Friday, October 8, 2010

DUA KALI KE JOGJA, DUBES PERANCIS PIERRE ALAIN MIGNON KEMBANGKAN HUBUNGAN PARIWISATA-BUDAYA-EKONOMI

”Jogja terkenal di Perancis. Peran Sultan sebagai tokoh politik dan budaya, saya kagum secara personal kepada Sultan”, kata Dubes Perancis Pierre Alain Mignon mengawali diskusi hangat di Gedhong Wilis, Kamis (22/7/2010).

Sudah dua kali Dubes Perancis Pierre Alain Mignon menemui Gubernur DIY Hamengku Buwono X di Kepatihan, Yogyakarta. Kedatangannya kali itu, juga untuk menghadiri HUT ke-35 Lembaga Indonesia Perancis (LIP) dan untuk meningkatkan kerjasama ekonomi dan pariwisata Perancis - DIY.

Kunjungannya difasilitasi oleh Garuda Indonesia, melalui program kunjungan ke beberapa provinsi, termasuk DIY. Garuda baru saja menandatangani kontrak pengadaan 10 buah pesawat Air Bus, yang diproduksi di Perancis.
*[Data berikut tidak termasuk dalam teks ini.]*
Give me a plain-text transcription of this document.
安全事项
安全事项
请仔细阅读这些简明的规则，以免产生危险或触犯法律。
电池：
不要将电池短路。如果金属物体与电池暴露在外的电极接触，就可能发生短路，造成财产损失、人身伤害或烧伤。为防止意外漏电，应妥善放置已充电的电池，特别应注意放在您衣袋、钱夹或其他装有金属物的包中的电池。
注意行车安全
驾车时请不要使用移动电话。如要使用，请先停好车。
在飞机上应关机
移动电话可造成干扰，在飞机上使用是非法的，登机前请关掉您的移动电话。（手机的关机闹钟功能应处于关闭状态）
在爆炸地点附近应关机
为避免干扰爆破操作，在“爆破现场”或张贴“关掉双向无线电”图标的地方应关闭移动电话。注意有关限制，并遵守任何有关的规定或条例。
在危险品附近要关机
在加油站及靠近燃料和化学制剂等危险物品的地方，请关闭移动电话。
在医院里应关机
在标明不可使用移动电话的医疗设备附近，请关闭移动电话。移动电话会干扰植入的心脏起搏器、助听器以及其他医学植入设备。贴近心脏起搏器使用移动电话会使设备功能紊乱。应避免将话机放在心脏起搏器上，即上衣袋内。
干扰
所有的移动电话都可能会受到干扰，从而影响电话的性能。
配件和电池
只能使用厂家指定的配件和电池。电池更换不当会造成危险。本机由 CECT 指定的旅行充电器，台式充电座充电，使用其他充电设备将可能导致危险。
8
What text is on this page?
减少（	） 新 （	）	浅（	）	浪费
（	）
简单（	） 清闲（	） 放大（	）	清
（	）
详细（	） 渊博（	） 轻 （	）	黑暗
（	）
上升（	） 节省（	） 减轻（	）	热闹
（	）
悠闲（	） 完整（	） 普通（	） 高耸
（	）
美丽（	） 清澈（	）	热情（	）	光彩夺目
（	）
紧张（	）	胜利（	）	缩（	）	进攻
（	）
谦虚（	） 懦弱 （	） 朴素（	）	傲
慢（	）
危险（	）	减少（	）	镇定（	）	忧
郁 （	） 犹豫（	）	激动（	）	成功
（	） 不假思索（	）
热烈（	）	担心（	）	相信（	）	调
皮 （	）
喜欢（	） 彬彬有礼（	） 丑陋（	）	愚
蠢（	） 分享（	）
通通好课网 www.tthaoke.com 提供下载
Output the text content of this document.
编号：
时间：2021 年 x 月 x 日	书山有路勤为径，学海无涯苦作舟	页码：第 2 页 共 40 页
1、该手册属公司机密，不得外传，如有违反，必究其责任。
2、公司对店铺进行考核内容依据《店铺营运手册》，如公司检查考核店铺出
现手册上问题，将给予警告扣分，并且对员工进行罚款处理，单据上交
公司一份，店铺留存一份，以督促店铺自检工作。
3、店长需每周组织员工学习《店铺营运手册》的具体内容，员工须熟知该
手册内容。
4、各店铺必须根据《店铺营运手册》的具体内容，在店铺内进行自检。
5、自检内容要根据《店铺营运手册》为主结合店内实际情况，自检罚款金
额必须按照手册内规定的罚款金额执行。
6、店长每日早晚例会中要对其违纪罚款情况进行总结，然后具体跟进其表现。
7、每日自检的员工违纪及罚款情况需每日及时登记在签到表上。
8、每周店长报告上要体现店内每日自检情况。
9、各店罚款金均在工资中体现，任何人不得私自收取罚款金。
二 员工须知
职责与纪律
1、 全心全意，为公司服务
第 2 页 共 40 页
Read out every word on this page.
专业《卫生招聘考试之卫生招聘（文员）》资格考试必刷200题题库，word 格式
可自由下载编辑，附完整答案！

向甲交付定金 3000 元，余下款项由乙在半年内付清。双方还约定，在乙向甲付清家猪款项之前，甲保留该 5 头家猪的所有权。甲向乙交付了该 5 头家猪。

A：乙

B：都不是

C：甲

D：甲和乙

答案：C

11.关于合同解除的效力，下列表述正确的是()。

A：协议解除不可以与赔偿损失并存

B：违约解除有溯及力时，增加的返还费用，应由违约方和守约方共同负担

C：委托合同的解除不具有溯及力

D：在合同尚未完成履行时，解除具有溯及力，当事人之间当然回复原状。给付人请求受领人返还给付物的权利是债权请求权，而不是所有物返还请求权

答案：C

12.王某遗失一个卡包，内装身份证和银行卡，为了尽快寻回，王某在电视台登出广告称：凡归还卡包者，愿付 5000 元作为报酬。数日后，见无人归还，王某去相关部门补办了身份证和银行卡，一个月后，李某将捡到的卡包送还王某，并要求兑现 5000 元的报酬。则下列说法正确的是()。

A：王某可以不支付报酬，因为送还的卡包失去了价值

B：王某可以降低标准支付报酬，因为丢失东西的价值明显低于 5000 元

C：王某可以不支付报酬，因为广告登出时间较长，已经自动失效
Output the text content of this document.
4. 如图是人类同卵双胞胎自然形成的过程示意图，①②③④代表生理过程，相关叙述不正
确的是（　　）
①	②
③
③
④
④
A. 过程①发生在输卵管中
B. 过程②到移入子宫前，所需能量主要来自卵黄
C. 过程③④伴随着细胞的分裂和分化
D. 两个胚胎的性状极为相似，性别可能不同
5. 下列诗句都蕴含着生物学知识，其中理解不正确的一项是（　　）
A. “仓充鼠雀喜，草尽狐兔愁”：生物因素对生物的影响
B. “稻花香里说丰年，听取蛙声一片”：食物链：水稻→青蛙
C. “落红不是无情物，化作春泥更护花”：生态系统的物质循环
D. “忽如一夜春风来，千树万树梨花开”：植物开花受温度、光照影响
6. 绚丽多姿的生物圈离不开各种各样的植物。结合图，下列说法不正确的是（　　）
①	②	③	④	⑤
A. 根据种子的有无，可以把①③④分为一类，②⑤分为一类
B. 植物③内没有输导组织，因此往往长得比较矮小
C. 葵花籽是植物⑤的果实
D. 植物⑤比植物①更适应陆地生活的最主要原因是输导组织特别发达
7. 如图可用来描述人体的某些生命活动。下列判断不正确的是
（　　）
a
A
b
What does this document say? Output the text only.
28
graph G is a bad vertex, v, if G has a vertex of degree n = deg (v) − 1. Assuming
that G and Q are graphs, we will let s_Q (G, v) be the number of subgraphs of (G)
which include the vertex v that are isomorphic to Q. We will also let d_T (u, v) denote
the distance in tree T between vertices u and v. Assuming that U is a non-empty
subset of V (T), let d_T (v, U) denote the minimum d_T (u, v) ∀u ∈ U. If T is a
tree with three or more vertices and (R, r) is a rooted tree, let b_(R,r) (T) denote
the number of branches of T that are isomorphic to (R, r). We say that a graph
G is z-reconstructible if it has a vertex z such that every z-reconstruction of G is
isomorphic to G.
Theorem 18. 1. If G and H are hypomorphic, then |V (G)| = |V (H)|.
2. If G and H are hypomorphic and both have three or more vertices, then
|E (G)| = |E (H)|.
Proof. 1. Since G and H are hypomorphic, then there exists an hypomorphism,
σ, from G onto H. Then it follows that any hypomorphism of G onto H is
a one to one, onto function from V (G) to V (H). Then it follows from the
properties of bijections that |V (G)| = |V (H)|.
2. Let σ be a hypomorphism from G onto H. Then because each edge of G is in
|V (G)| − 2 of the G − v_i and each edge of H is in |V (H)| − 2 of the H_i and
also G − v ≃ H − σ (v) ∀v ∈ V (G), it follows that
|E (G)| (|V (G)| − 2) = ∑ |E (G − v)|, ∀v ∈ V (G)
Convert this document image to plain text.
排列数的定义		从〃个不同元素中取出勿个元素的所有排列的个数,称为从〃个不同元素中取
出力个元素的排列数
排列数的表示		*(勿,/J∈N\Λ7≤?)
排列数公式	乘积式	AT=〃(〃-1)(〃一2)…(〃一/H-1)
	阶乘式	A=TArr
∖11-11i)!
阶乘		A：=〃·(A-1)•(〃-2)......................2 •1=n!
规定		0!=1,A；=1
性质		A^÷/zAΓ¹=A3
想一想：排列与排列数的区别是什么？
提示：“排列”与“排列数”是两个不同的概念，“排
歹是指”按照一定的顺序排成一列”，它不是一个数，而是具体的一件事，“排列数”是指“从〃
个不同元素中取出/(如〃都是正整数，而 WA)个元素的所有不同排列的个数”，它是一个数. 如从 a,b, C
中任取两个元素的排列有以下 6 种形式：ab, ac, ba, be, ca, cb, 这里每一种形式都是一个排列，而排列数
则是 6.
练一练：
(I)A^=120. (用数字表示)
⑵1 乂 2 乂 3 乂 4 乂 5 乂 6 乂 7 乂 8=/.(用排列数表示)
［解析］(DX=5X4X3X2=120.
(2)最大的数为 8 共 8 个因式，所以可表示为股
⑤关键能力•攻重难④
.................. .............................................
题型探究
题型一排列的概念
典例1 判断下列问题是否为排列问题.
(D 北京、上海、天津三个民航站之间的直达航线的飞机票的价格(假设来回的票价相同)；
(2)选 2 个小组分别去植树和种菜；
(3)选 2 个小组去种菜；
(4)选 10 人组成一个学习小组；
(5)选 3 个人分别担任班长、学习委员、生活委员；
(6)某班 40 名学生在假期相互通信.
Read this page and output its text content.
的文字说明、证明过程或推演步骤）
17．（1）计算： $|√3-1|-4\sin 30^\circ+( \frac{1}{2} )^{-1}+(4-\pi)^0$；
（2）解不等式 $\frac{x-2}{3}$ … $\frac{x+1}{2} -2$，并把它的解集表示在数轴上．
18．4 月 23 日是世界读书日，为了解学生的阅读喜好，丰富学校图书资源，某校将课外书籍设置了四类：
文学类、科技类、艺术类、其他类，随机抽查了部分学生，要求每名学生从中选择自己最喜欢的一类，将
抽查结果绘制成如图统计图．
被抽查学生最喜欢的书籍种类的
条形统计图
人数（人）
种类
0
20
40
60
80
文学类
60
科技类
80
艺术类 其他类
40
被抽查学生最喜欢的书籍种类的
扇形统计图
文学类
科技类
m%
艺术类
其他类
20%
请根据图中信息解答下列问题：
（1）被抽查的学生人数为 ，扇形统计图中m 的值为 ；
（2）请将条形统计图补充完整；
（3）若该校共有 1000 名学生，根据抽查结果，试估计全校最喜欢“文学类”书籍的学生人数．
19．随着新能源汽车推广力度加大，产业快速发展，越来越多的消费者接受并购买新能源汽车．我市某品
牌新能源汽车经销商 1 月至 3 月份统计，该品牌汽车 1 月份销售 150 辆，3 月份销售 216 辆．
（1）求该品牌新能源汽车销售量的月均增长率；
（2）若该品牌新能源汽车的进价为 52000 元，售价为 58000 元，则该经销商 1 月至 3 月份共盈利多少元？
Program tersebut, kata Pierre Alain Mignon, merupakan cara yang bagus untuk mempromosikan pariwisata Jogja, dan untuk menjaga hubungan baik yang telah terjalin selama ini.

Sebelum menemui Sultan, Pierre Alain Mignon sudah mengunjungi Sekolah Tinggi Ilmu Pariwisata AMPTA, Kraton, menyaksikan tarian tradisional Yogya.

Kepada tamunya, Sultan berharap agar LIP dapat meningkatkan kerjasama dengan Pemerintah Provinsi DIY. Paling sedikit, harap Sultan, bagaimana masyarakat Jogja bisa mendapatkan informasi yang lebih luas tentang Perancis, termasuk mensosialisasikan kepada mahasiswa yang ingin belajar di Perancis.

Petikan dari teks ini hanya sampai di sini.